Now, the next part of your question was: which do I pick? Well, we don't have head-to-head studies for these agents, but we do have some general guidelines that one could follow. If you have a patient that has a significant allergic component and elevated blood eosinophils, they are very likely to respond to omalizumab. That should be considered the first choice for these patients.

And for patients that have non-allergic asthma but have a high blood eosinophil count, now all of these agents are approved for the eosinophilic phenotype according to the FDA, but they didn't define what that is. In general, anybody with 300 cells/μL or greater blood eosinophils are probably an eosinophilic type of patient. 150 cells/μL to 300 cells/μL is a bit more questionable. Less than 150 cells/μL, I think everybody would be comfortable saying, they don't have an eosinophilic phenotype.

Other considerations include the mechanism of action. Do you want to target IL-5 or the IL-5 receptor? How do you want to give the drug? We know that patients with severe asthma often have other comorbid conditions that are either associated with asthma, or associated with asthma and can also make asthma worse. So patients with nasal polyps and chronic rhinosinusitis (CRS), or patients with atopic dermatitis, which doesn't make asthma worse, but is associated with it. In this case, we're now seeing that some of these biologics are appropriate to treat not only asthma, but these comorbid conditions. Dupilumab, for example, is now approved for the treatment of CRS with nasal polyps. So if you have a patient with severe asthma and that condition, or a patient with severe asthma and atopic dermatitis, you might consider dupilumab, which has an indication for both. Patient weight -- some of these are weight-based dosing. In the case of omalizumab, if a patient is outside of the dosing range, that could be a real problem. Then patient preferences, as I described previously.

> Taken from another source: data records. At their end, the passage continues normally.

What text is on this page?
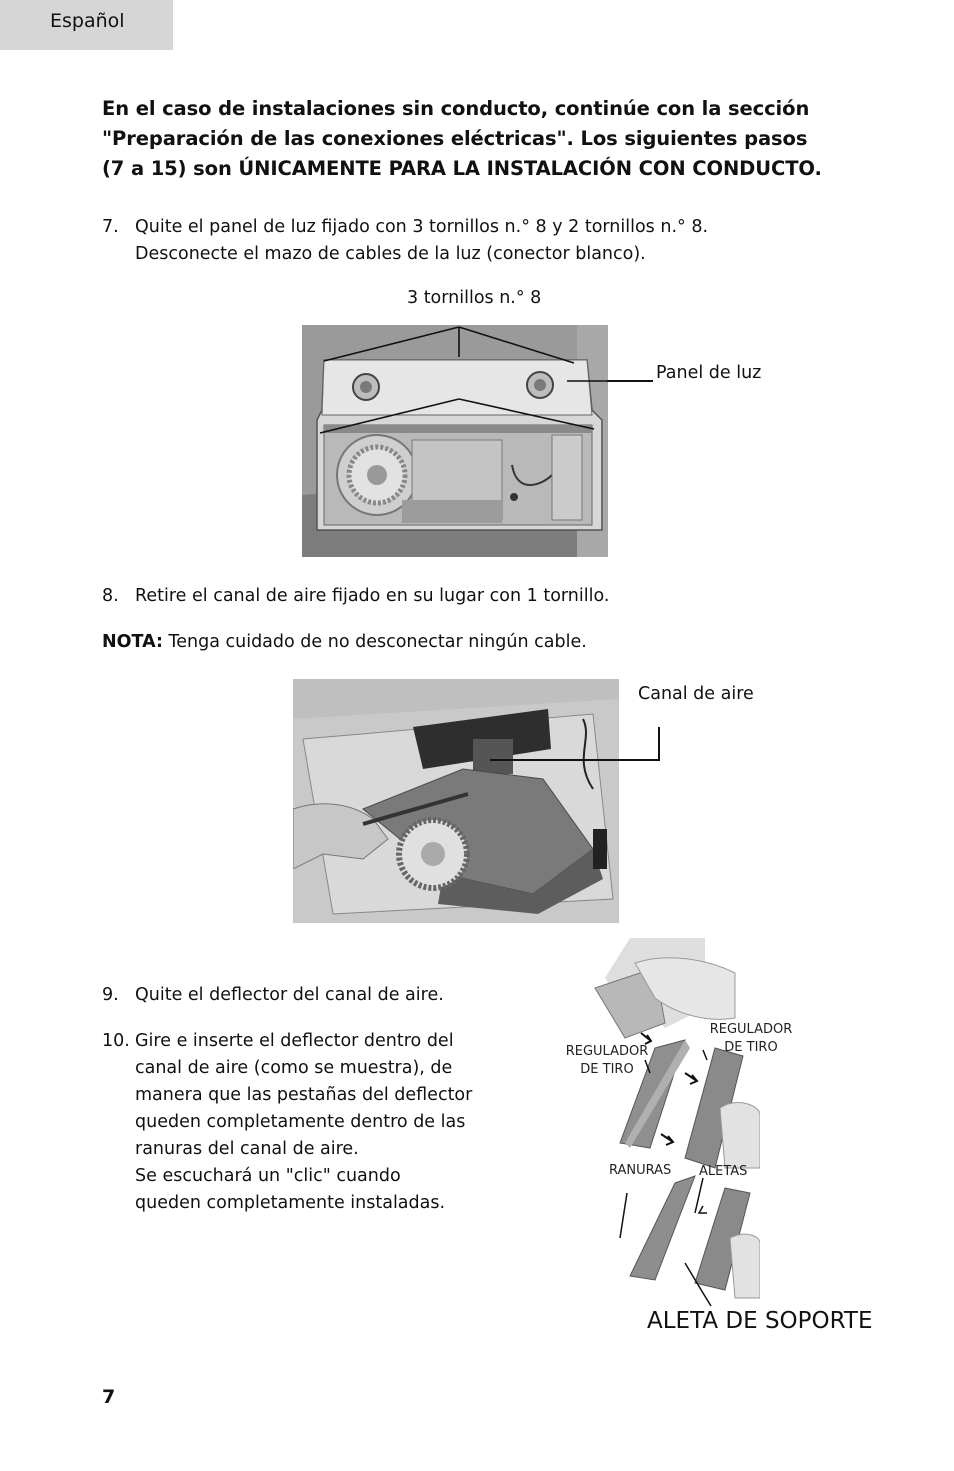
Español
En el caso de instalaciones sin conducto, continúe con la sección
"Preparación de las conexiones eléctricas". Los siguientes pasos
(7 a 15) son ÚNICAMENTE PARA LA INSTALACIÓN CON CONDUCTO.
7. Quite el panel de luz fijado con 3 tornillos n.° 8 y 2 tornillos n.° 8.
Desconecte el mazo de cables de la luz (conector blanco).
3 tornillos n.° 8
Panel de luz
8. Retire el canal de aire fijado en su lugar con 1 tornillo.
NOTA: Tenga cuidado de no desconectar ningún cable.
Canal de aire
9. Quite el deflector del canal de aire.
10. Gire e inserte el deflector dentro del
canal de aire (como se muestra), de
manera que las pestañas del deflector
queden completamente dentro de las
ranuras del canal de aire.
Se escuchará un "clic" cuando
queden completamente instaladas.
REGULADOR
DE TIRO
REGULADOR
DE TIRO
RANURAS ALETAS
ALETA DE SOPORTE
7
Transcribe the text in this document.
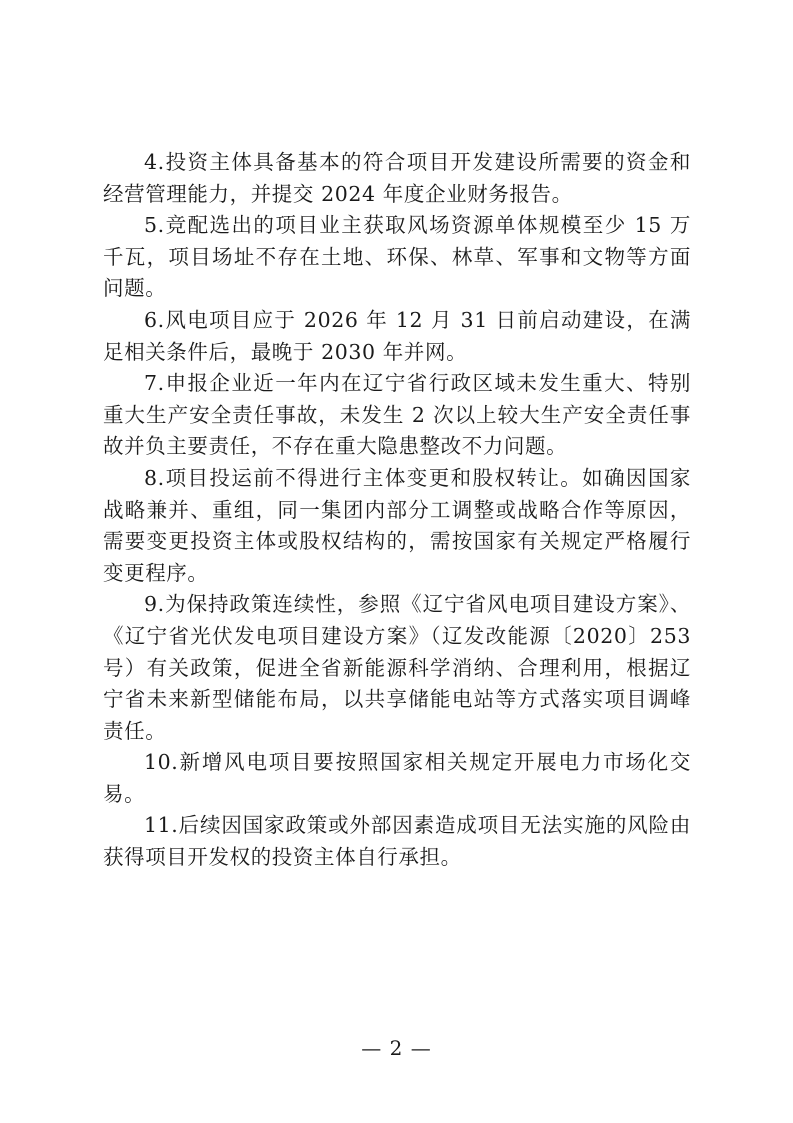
4.投资主体具备基本的符合项目开发建设所需要的资金和经营管理能力，并提交 2024 年度企业财务报告。

5.竞配选出的项目业主获取风场资源单体规模至少 15 万千瓦，项目场址不存在土地、环保、林草、军事和文物等方面问题。

6.风电项目应于 2026 年 12 月 31 日前启动建设，在满足相关条件后，最晚于 2030 年并网。

7.申报企业近一年内在辽宁省行政区域未发生重大、特别重大生产安全责任事故，未发生 2 次以上较大生产安全责任事故并负主要责任，不存在重大隐患整改不力问题。

8.项目投运前不得进行主体变更和股权转让。如确因国家战略兼并、重组，同一集团内部分工调整或战略合作等原因，需要变更投资主体或股权结构的，需按国家有关规定严格履行变更程序。

9.为保持政策连续性，参照《辽宁省风电项目建设方案》、《辽宁省光伏发电项目建设方案》（辽发改能源〔2020〕253号）有关政策，促进全省新能源科学消纳、合理利用，根据辽宁省未来新型储能布局，以共享储能电站等方式落实项目调峰责任。

10.新增风电项目要按照国家相关规定开展电力市场化交易。

11.后续因国家政策或外部因素造成项目无法实施的风险由获得项目开发权的投资主体自行承担。

— 2 —
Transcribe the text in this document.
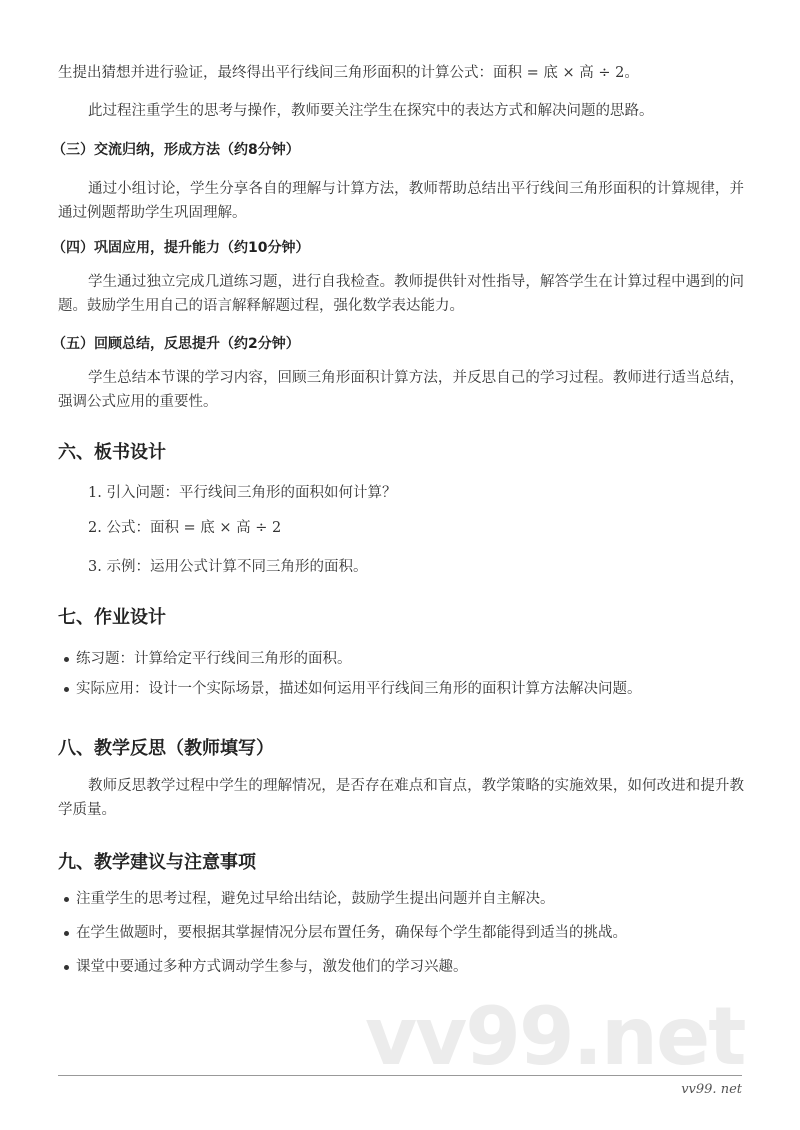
生提出猜想并进行验证，最终得出平行线间三角形面积的计算公式：面积 = 底 × 高 ÷ 2。
此过程注重学生的思考与操作，教师要关注学生在探究中的表达方式和解决问题的思路。
（三）交流归纳，形成方法（约8分钟）
通过小组讨论，学生分享各自的理解与计算方法，教师帮助总结出平行线间三角形面积的计算规律，并通过例题帮助学生巩固理解。
（四）巩固应用，提升能力（约10分钟）
学生通过独立完成几道练习题，进行自我检查。教师提供针对性指导，解答学生在计算过程中遇到的问题。鼓励学生用自己的语言解释解题过程，强化数学表达能力。
（五）回顾总结，反思提升（约2分钟）
学生总结本节课的学习内容，回顾三角形面积计算方法，并反思自己的学习过程。教师进行适当总结，强调公式应用的重要性。
六、板书设计
1. 引入问题：平行线间三角形的面积如何计算？
2. 公式：面积 = 底 × 高 ÷ 2
3. 示例：运用公式计算不同三角形的面积。
七、作业设计
练习题：计算给定平行线间三角形的面积。
实际应用：设计一个实际场景，描述如何运用平行线间三角形的面积计算方法解决问题。
八、教学反思（教师填写）
教师反思教学过程中学生的理解情况，是否存在难点和盲点，教学策略的实施效果，如何改进和提升教学质量。
九、教学建议与注意事项
注重学生的思考过程，避免过早给出结论，鼓励学生提出问题并自主解决。
在学生做题时，要根据其掌握情况分层布置任务，确保每个学生都能得到适当的挑战。
课堂中要通过多种方式调动学生参与，激发他们的学习兴趣。
vv99.net
vv99. net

Dr Busse: Tom, another key question is: how long to continue a patient on a biologic? Do we have any guidance on this particular issue?

Dr Casale: Now Bill, that's another really good question that we don't have hard, vast data on. We do know that if a patient doesn't respond within 3 to 6 months of a given biologic, they are likely not to respond. So that's a good early cutoff for considering either stopping or switching to another biologic. As far as how long to treat, that's less clear. Patients treated with omalizumab for 3 years or 5 years, some of them have improvements in their overall asthma, but others have a worsening of their asthma once they are off omalizumab. This is also true for the IL-5 inhibitors. In the case of mepolizumab, it's been shown that if you discontinue it, eosinophils gradually increase over the 12 weeks.

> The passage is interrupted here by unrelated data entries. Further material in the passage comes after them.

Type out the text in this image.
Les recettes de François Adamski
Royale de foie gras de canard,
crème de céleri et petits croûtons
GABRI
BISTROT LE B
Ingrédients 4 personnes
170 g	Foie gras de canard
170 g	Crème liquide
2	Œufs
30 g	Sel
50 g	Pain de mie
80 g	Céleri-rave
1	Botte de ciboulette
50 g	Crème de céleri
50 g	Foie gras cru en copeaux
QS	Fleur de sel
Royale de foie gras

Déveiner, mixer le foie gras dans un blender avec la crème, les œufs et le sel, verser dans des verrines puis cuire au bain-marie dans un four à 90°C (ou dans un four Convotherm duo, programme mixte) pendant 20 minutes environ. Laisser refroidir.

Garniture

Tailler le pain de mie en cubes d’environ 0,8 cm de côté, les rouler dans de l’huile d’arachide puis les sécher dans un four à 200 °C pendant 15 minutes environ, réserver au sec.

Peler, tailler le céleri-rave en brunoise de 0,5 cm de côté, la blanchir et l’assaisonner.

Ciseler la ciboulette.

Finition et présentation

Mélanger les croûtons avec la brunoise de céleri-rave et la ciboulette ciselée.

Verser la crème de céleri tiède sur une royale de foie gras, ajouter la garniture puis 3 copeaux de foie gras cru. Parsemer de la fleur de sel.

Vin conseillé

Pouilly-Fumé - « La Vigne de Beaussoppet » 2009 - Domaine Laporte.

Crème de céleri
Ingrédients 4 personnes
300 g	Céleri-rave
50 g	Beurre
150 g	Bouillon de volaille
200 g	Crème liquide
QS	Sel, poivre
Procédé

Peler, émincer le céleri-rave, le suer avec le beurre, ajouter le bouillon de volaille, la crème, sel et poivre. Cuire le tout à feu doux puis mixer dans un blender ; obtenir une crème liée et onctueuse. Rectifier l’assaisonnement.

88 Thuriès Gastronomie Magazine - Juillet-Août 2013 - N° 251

Dr Busse: Biologics are becoming a very important treatment option for patients with severe disease. As you've indicated, using a biologic needs to consider the asthma phenotype, route of administration, the effect on comorbidities, and patients' preferences. One of the questions that needs to be addressed is: how to determine if efficacy is noted early in the course of treatment.

So Tom, thank you for joining me in this discussion. I also want to thank our audience for listening, and please proceed to answer the post-activity questions and complete the evaluation. Thank you.

This transcript has been edited for style and clarity.